How many weeks until another week of holiday vacation? (Three and a half...not that I'm counting or anything). And then I have to keep in mind the Winter Reading Program at my public library that is just around the corner. I've not participated for the last few years, but I think I just might this year (well, this winter to be specific). Since I just finished a library book (and returned it late last night...oops), I get to choose a new book from the library pile to read.
Some Girls, Some Hats and Hitler: A True Love Story Rediscovered by Trudi Kanter -- "In prose that cuts straight to the bones, Some Girls tells the true story of Trudi's astonishing journey from Vienna to Prague to blitzed London seeking safety for her and Walter (a businessman she fell in love with in Vienna) amid the horror engulfing Europe."
The Stockholm Octavo by Karen Engelmann -- "The Stockholm Octavo brings together a collection of characters, both fictional and historical, whose lives tangle in political conspiracy, love, and magic in a breathtaking debut that will leave you spellbound."
Tigers in Red Weather by Liza Klaussmann -- "Brilliantly told, with the tempestuous elegance of F. Scott Fitzgerald and the suspenseful dark longing of Patricia Highsmith, Tigers in Red Weather is an almost unbearably compelling story of liars, lust, and secrets."
The Sandcastle Girls by Chris Bohjalian -- "This spellbinding tale travels between Aleppo, Syria, in 1915 and Bronxville, New York, in 2012--a sweeping historical love story steeped in the author's Armenian heritage, making it his most personal novel to date."
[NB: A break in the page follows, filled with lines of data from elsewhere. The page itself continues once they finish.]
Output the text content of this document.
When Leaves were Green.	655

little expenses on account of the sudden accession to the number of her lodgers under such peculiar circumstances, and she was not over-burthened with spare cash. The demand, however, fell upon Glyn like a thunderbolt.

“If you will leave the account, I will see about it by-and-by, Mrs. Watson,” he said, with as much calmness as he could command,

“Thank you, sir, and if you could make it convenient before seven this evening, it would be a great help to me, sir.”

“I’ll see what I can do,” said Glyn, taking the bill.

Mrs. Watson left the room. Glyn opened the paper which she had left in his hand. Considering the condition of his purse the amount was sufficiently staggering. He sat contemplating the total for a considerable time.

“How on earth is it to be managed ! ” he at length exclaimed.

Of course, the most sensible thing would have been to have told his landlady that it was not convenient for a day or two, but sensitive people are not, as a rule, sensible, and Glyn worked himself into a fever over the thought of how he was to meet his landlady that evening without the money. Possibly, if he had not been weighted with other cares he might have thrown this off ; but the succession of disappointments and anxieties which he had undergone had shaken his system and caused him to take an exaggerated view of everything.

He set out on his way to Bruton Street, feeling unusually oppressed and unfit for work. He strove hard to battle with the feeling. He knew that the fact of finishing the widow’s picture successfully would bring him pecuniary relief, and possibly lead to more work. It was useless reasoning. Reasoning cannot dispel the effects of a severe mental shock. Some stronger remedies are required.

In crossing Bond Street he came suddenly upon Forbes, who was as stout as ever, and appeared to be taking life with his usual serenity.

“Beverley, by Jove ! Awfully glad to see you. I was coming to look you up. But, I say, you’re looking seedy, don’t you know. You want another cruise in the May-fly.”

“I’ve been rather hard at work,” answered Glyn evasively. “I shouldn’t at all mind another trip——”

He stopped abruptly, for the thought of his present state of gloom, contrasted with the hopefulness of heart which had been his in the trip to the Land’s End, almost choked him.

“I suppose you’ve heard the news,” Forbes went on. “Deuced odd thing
Books to Die For: The World's Greatest Mystery Writers on the World's Greatest Mystery Novels edited by John Connelly and Declan Burke -- Love the sound of this and can't wait to dip into it! "In the most ambitious anthology of its kind yet attempted, the world's leading mystery writers have come together to champion the greatest mystery novels ever written." This is a book of essays by 119 authors from 20 countries. I'll be reading the essays with a pencil and paper in hand ready to note potential reads!
After the Fire by Karen Campbell -- I read Campbell's first mystery featuring Anna Cameron set in contemporary Glasgow and as I am in a 'Scottish-setting' mode at the moment thought it was time to pick up her second book. "Newly qualified as a firearms officer, Jamie Worth is called to a domestic disturbance. Events get out of hand, and he shoots and kills a teenaged girl who appears to have been unarmed. Already wracked with guilt, he is horrified when, with the media baying for blood, he is accused of murder."
Ah, the joys of picking a new book to read. Now that I think I do have energy for. Which will it be?